Here are our embabies stats: 1 - 3 cell, grade B (this is the one not looking too good) 1 - 6 cell, grade A 1 - 7 cell, grade A 2 - 8 cells, grade A 5 - 9 cells, grade A 1 - 10 cell, grade A
Looking good so far. We won't get another update till Friday (Day 5) when they do the biopsy for PGD. This is always the scary part for me. We historically haven't produced many chromosomally normal embryos. IVF cycle #1 we had 11 eggs retrieved and only 1 was chromosomally normal. IVF cycle #2 we had 20 eggs retrieved and 3 were chromosomally normal. Scary to know our numbers take such a hit with PGD (well, it's not PGD's fault). I will post more about PGD and our experiences with it over the next couple days since I know some of my blogger friends were interested in knowing more about it. Stay tuned.
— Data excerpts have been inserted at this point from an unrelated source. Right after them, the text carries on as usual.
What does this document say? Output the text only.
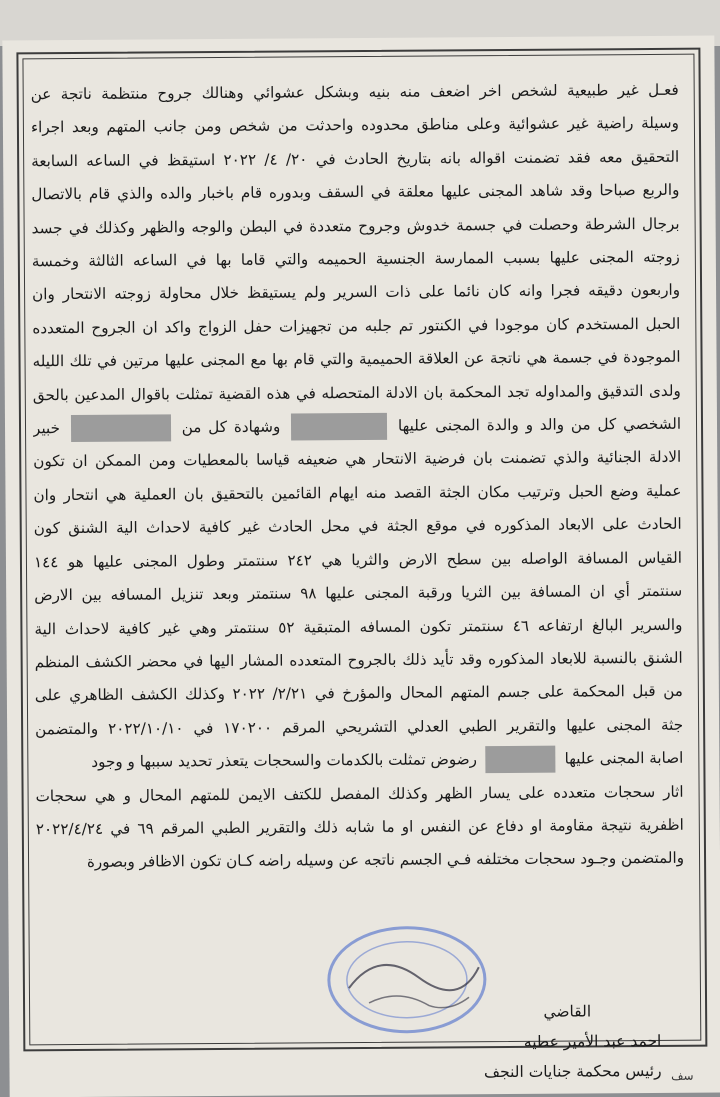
فعـل غير طبيعية لشخص اخر اضعف منه بنيه وبشكل عشوائي وهنالك جروح منتظمة ناتجة عن
وسيلة راضية غير عشوائية وعلى مناطق محدوده واحدثت من شخص ومن جانب المتهم وبعد اجراء
التحقيق معه فقد تضمنت اقواله بانه بتاريخ الحادث في ٢٠/ ٤/ ٢٠٢٢ استيقظ في الساعه السابعة
والربع صباحا وقد شاهد المجنى عليها معلقة في السقف وبدوره قام باخبار والده والذي قام بالاتصال
برجال الشرطة وحصلت في جسمة خدوش وجروح متعددة في البطن والوجه والظهر وكذلك في جسد
زوجته المجنى عليها بسبب الممارسة الجنسية الحميمه والتي قاما بها في الساعه الثالثة وخمسة
واربعون دقيقه فجرا وانه كان نائما على ذات السرير ولم يستيقظ خلال محاولة زوجته الانتحار وان
الحبل المستخدم كان موجودا في الكنتور تم جلبه من تجهيزات حفل الزواج واكد ان الجروح المتعدده
الموجودة في جسمة هي ناتجة عن العلاقة الحميمية والتي قام بها مع المجنى عليها مرتين في تلك الليله
ولدى التدقيق والمداوله تجد المحكمة بان الادلة المتحصله في هذه القضية تمثلت باقوال المدعين بالحق
الشخصي كل من والد و والدة المجنى عليها  وشهادة كل من  خبير
الادلة الجنائية والذي تضمنت بان فرضية الانتحار هي ضعيفه قياسا بالمعطيات ومن الممكن ان تكون
عملية وضع الحبل وترتيب مكان الجثة القصد منه ايهام القائمين بالتحقيق بان العملية هي انتحار وان
الحادث على الابعاد المذكوره في موقع الجثة في محل الحادث غير كافية لاحداث الية الشنق كون
القياس المسافة الواصله بين سطح الارض والثريا هي ٢٤٢ سنتمتر وطول المجنى عليها هو ١٤٤
سنتمتر أي ان المسافة بين الثريا ورقبة المجنى عليها ٩٨ سنتمتر وبعد تنزيل المسافه بين الارض
والسرير البالغ ارتفاعه ٤٦ سنتمتر تكون المسافه المتبقية ٥٢ سنتمتر وهي غير كافية لاحداث الية
الشنق بالنسبة للابعاد المذكوره وقد تأيد ذلك بالجروح المتعدده المشار اليها في محضر الكشف المنظم
من قبل المحكمة على جسم المتهم المحال والمؤرخ في ٢/٢١/ ٢٠٢٢ وكذلك الكشف الظاهري على
جثة المجنى عليها والتقرير الطبي العدلي التشريحي المرقم ١٧٠٢٠٠ في ٢٠٢٢/١٠/١٠ والمتضمن
اصابة المجنى عليها  رضوض تمثلت بالكدمات والسحجات يتعذر تحديد سببها و وجود
اثار سحجات متعدده على يسار الظهر وكذلك المفصل للكتف الايمن للمتهم المحال و هي سحجات
اظفرية نتيجة مقاومة او دفاع عن النفس او ما شابه ذلك والتقرير الطبي المرقم ٦٩ في ٢٠٢٢/٤/٢٤
والمتضمن وجـود سحجات مختلفه فـي الجسم ناتجه عن وسيله راضه كـان تكون الاظافر وبصورة
القاضي
احمد عبد الأمير عطيه
رئيس محكمة جنايات النجف سف
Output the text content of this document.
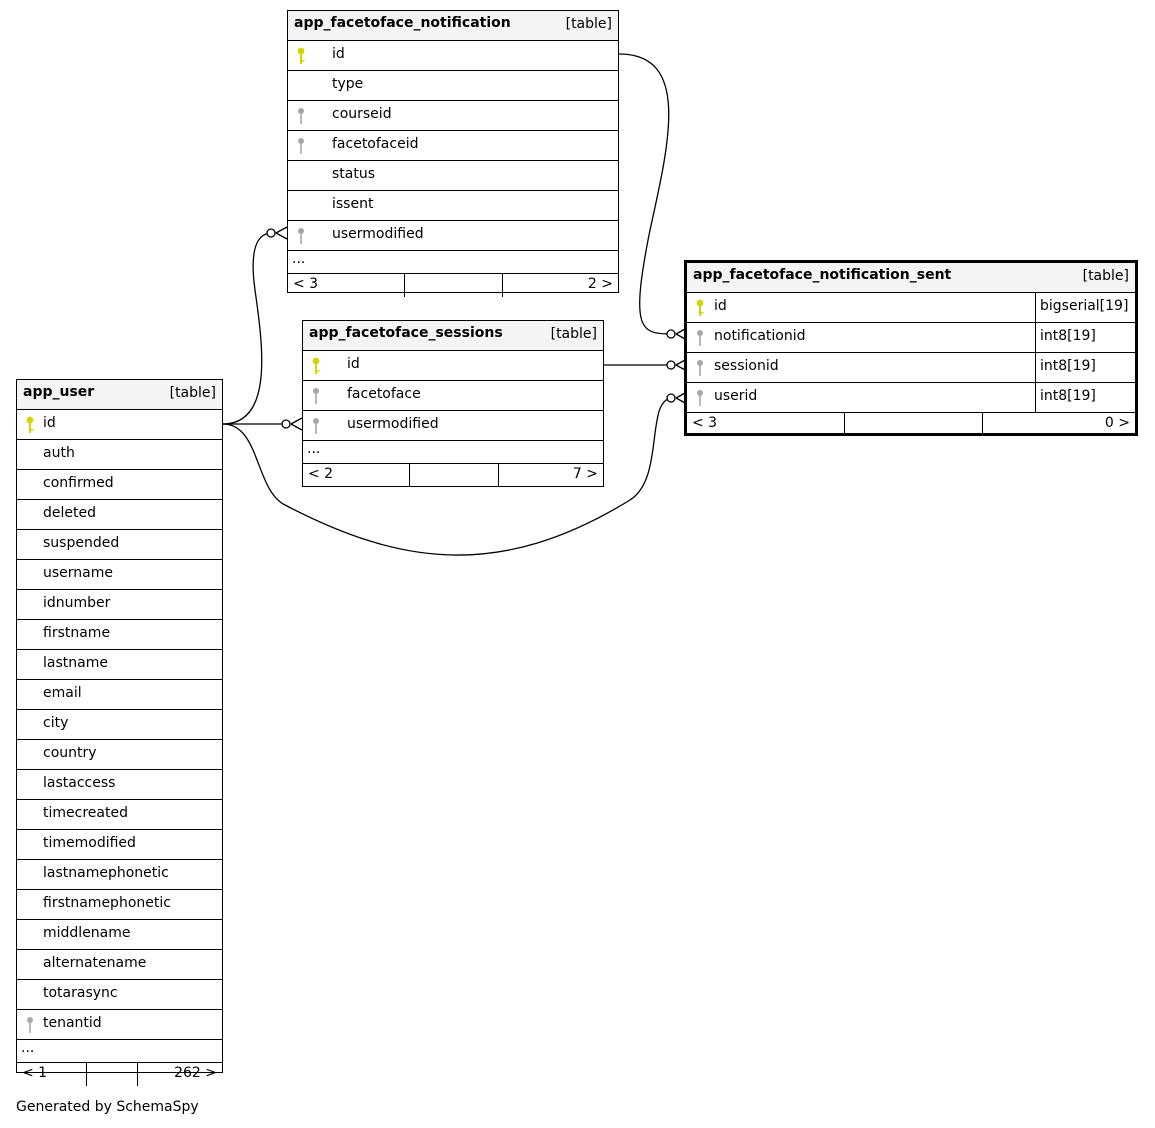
app_facetoface_notification	[table]
id
type
courseid
facetofaceid
status
issent
usermodified
...
< 3	2 >
app_facetoface_sessions	[table]
id
facetoface
usermodified
...
< 2	7 >
app_user	[table]
id
auth
confirmed
deleted
suspended
username
idnumber
firstname
lastname
email
city
country
lastaccess
timecreated
timemodified
lastnamephonetic
firstnamephonetic
middlename
alternatename
totarasync
tenantid
...
< 1	262 >
app_facetoface_notification_sent	[table]
id	bigserial[19]
notificationid	int8[19]
sessionid	int8[19]
userid	int8[19]
< 3	0 >
Generated by SchemaSpy
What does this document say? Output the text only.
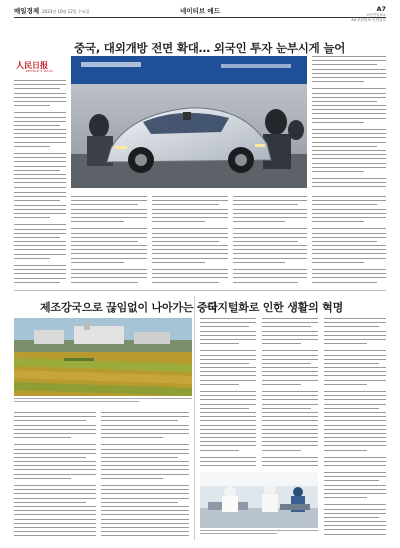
매일경제 2023년 10월 12일 수요일	네이티브 애드	A7
<인민일보>
Ad·조선일보·인민일보
중국, 대외개방 전면 확대… 외국인 투자 눈부시게 늘어
人民日报
PEOPLE'S DAILY
제조강국으로 끊임없이 나아가는 중국
디지털화로 인한 생활의 혁명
Still feeling really yucky. Really yucky. This is the worst I have felt after a retrieval. By far. I am basically still in bed. Lol. My whole torso hurts. Like even behind my breast bone. Not just in pain in my abdomen, it runs all the way up my torso. Just trying to take it easy and focus on feeling better before my transfer on Saturday. So glad I have a few more days till then.
Hopefully I will be able to be more talkative tomorrow... I really want to go into more detail about retrieval (for those new to IVF'ers out there) and talk about PGD. Just not feeling up to it yet.
I always look at the day before retrieval as the calm before the storm.
It is usually just a quiet day, hanging around the house since usually one is pretty uncomfortable at this point (this time is no different). There are no shots to take and I have done all that is physically possible for their cycle. This is the calm.
But a storm is brewing on the horizon. A storm of pain, nerves and waiting over the next few weeks.
Tomorrow my body will be violated and ravaged by an aspirator. Again. The drugs will be amazing as always I am sure... but once I awake... I will be left with empty follicles and a sore abdomen. The soreness will last for days with probably Tuesday-ish being the worst of the pain (this has been my experience). Tomorrow also begins the waiting... waiting to see how many fertilized, how many make it to day 3 & day 5, how many will be normal once PGD has been completed and how many will make it to transfer (I am not even expecting any to freeze since I haven't in either of my first two cycles) and waiting to see if it worked. Lots of waiting and lots of nerves cause things could go wrong at any of these points. I won't even go into the storm of emotions that is on the horizon. Either extreme happiness or more sadness coming over the next few weeks. As I said... a storms a brewing.
Anyway, back to getting things ready for my super bowl party tomorrow.
Have to be at the surgery center at 5:30am for retrieval. OMG. 5:30am. That is nuts.
Wanted to wish a GOOD LUCK to two blog friends that also have their retrievals tomorrow morning. Sometimes and Millionbabysteps, I will be thinking about you and hoping all goes well tomorrow. Crossing my fingers for both of you.